China’s biggest e-commerce platform, Alibaba, has announced that the empire worth $220 billion will be split into six groups, in one of the most significant overhauls of a leading Chinese tech firm to date.
The action follows reports that Jack Ma, the founder of Alibaba, returned to China this week after an extended hiatus. Jack Ma hasn’t been seen in public much in the last three years.
The six business units will concentrate on e-commerce, cloud computing, entertainment, logistics, and two other areas that provide services to multinational corporations.
Cloud Intelligence Group: Daniel Zhang, the CEO of Alibaba Group since 2019, will oversee the company’s cloud and artificial intelligence operations.
Local Services Group: Yu Yongfu, who was just named the next CEO of Alibaba’s Local Life division in November 2021, will be in charge of the company’s mapping and food delivery service Ele.me.
Global Digital Commerce Group: Jiang Fan will lead the Global Digital Commerce Group, which comprises AliExpress, a cross-border retail platform, and Lazada, an e-commerce platform for Southeast Asia. Jiang Fan has already been in charge of both of these businesses.
Trudy Dai, a seasoned executive, will be in charge of the company’s online shopping platforms, including Taobao and Tmall.
Wan Lin will remain in his role as CEO of the company Cainiao Smart Logistics, which specializes in Alibaba’s smart logistics service.
Fan Luyuan will serve as CEO of the division that houses Alibaba’s streaming and movie businesses, the Digital Media and Entertainment Group.
MOST SIGNIFICANT STEP
In its 24-year existence, the corporation hailed the restructure as the “most important” organizational change.
Each business group and firm can seek autonomous financing and IPOs when they are ready, according to CEO Daniel Zhang. “The market is the finest litmus test,” he added.
What motivated the revamp? Analysts suggested breaking up the monolith into several components might make Alibaba more flexible and protect some of the company from government repression.
JUMP IN SHARE PRICE
Shares of Chinese technology giant Alibaba have jumped after it announced a plan to break up the company.
Alibaba shares rose more than 14% on Tuesday in New York and more than 13% on Wednesday in Hong Kong.
The price of its US-listed shares has decreased by nearly 70% since 2020 as a result of concerns over Beijing’s crackdown on the Technology sector.

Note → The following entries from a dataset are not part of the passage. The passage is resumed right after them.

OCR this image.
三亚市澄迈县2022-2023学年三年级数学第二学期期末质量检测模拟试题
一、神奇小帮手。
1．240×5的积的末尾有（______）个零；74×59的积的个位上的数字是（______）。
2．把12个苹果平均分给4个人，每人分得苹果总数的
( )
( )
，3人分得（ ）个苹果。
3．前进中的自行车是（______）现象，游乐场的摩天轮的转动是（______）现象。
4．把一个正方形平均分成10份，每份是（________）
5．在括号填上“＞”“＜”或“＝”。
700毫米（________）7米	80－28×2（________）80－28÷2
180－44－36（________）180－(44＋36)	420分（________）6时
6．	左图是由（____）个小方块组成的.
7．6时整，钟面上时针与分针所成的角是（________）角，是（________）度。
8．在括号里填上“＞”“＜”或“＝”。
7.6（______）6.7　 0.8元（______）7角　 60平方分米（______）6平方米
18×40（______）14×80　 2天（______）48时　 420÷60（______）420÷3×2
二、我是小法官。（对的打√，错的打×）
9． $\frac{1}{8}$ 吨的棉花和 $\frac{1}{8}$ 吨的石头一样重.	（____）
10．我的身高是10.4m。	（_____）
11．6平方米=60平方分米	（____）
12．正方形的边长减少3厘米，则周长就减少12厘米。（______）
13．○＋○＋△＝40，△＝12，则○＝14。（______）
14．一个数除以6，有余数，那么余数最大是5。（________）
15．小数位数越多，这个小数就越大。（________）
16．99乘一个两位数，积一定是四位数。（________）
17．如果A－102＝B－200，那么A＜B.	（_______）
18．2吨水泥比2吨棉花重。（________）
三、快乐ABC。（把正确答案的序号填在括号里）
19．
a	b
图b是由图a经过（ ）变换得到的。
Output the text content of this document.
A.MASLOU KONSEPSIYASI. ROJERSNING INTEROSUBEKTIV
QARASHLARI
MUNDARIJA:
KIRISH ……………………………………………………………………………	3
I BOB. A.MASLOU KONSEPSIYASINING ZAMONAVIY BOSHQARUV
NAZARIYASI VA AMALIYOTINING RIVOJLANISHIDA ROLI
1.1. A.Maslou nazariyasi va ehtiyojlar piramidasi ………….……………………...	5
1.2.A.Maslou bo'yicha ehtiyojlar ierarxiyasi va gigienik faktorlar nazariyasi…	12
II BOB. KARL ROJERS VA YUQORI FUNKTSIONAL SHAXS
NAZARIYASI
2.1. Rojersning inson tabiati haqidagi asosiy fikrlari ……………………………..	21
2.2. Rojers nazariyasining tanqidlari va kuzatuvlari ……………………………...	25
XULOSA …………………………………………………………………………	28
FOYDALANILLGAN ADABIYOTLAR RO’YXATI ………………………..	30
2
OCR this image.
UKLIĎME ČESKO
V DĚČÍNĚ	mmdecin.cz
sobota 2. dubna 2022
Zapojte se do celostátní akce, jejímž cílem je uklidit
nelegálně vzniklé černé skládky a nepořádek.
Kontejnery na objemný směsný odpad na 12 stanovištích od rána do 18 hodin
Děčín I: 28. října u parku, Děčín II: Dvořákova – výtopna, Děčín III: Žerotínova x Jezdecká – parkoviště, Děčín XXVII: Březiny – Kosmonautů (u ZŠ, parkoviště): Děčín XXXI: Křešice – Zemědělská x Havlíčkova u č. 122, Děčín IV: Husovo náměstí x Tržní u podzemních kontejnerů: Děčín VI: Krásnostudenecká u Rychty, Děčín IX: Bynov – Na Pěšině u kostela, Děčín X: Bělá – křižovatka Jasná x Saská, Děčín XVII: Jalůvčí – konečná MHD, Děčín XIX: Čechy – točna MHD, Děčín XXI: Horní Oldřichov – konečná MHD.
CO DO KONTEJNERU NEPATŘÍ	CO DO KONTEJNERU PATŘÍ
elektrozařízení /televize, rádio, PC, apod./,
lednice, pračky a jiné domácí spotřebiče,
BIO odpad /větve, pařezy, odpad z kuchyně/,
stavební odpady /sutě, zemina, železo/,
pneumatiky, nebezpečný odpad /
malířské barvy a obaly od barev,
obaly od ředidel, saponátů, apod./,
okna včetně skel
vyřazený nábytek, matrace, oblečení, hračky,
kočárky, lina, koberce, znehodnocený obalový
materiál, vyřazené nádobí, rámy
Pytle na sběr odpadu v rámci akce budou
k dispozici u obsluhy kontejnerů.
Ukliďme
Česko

This action represents a break from the internet giant’s custom of managing the majority of its operations under the main Alibaba umbrella, which included everything from supermarkets to data centers. After losing more than $500 billion due to the Xi Jinping administration’s crackdown on internet realms, it is also a message that Alibaba is eager to engage with investors and the public markets.
SOURCE- BBC NEWS
HARSH NATURE OF CHINESE GOVERNMENT
The Chinese government seems to have a critical nature against business moguls in the country. There have been various incidents in the past around such business persons in exile.
According to a report this week in the Alibaba-owned South China Morning Post newspaper, Jach Ma, the founder of Alibaba, recently returned to China after spending more than a year abroad.
The publication reported that he visited the Yungu School in Hangzhou, where Alibaba is based, where he spoke with faculty members and saw classrooms.
The most well-known Chinese millionaire to vanish during a crackdown on technology entrepreneurs was Mr. Ma.
After denouncing China’s financial regulators in 2020, the 58-year-old has maintained a quiet profile. In September 2019, he gave up his position as Alibaba’s chairman.
Two days after announcing the largest restructuring in the company’s history, Group CEO Daniel Zhang has just announced that the group will look to monetize non-core assets and is considering giving up control of some businesses.